La protection des investisseurs particuliers et la fin des rétrocommissions font débat depuis plusieurs mois dans le cadre de la Retail Investment Strategy (RIS) de la Commission européenne. Chronique juridique de Tiphaine Saltini, fondatrice et directrice générale de Neuroprofiler.

Le monde de l’investissement financier connaît actuellement beaucoup d’agitations autour du projet d’interdiction des rétro-commissions, appelé Retail Investment Strategy (RIS).

Ces rétro-commissions sont aujourd’hui versées par les gérants d’actifs aux distributeurs en échange de la commercialisation de leurs produits aux particuliers.
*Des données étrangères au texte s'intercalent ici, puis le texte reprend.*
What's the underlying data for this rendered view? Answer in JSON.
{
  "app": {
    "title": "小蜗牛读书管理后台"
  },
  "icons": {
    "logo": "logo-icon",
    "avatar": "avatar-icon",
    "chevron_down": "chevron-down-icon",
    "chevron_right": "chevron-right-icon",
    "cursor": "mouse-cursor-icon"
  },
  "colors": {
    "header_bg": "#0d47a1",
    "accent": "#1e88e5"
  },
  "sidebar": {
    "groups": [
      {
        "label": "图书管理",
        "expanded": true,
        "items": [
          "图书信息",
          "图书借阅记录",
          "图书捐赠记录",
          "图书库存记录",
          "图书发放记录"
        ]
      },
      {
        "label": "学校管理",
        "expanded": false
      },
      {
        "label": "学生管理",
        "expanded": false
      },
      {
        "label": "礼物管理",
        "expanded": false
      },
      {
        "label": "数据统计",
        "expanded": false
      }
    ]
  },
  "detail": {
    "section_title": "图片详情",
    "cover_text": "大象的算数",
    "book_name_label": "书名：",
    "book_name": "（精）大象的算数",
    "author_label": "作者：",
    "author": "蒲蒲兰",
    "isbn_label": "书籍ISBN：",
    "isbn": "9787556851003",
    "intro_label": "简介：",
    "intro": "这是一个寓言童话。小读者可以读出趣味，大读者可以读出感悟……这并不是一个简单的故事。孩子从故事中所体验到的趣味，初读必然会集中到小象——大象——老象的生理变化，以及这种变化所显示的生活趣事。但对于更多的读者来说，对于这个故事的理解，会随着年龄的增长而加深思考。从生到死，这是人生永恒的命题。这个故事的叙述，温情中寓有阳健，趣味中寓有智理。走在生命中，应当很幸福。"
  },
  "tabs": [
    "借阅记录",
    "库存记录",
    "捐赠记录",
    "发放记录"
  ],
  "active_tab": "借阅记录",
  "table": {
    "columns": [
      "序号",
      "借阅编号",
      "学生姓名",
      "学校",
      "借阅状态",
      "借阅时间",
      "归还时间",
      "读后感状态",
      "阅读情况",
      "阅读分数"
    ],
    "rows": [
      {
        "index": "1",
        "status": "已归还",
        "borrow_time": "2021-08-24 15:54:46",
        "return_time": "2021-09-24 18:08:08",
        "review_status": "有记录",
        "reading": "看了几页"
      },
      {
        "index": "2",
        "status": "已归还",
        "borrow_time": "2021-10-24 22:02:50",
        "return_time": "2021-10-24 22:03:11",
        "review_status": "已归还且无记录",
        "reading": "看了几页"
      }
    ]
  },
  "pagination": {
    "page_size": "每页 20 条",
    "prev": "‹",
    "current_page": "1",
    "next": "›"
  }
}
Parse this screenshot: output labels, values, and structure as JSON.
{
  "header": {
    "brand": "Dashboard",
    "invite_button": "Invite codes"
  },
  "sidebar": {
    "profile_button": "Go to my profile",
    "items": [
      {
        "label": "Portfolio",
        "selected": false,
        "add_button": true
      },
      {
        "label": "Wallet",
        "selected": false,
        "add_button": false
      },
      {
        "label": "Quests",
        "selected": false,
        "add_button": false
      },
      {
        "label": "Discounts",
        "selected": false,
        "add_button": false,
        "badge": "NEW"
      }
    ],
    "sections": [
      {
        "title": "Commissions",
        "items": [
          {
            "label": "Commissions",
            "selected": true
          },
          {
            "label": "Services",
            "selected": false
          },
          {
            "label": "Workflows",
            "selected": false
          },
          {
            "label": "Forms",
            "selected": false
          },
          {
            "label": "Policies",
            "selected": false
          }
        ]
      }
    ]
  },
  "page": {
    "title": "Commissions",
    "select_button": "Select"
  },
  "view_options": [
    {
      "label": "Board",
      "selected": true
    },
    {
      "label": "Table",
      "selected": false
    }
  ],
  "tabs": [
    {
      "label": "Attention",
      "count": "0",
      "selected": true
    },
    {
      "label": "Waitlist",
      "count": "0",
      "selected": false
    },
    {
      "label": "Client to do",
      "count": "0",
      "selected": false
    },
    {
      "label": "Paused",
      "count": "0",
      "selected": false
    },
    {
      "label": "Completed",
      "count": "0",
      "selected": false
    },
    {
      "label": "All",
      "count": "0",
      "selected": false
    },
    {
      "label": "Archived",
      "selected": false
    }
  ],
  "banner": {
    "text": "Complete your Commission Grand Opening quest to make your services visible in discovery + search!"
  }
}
Selon différentes études, ces rétrocessions représenteraient de 50 à 65 % des frais perçus sur les fonds et autres véhicules de placement collectifs. Un calcul détaillé du rapport 2019 de l’ESMA montre qu’un particulier perdrait sur 40 ans environ 55% de son encours en raison de ces frais.

Par ailleurs, les rétrocommissions inciteraient les gestionnaires à biaiser leur conseil en faveur des produits financiers qui leur rapportent le plus.

Ce projet d’interdiction, porté par la Commission Européenne et en particulier par Mairead McGuinness, devait impacter les textes MiFID II, DDA et PRIIPS d’ici l’été 2023.

Néanmoins, malgré le fait que cette interdiction s'applique déjà au Royaume-Uni et aux Pays-Bas, il semble que l’hostilité d’un certain nombre d’Etats Membres, dont la France et l’Allemagne, remette en cause un tel projet.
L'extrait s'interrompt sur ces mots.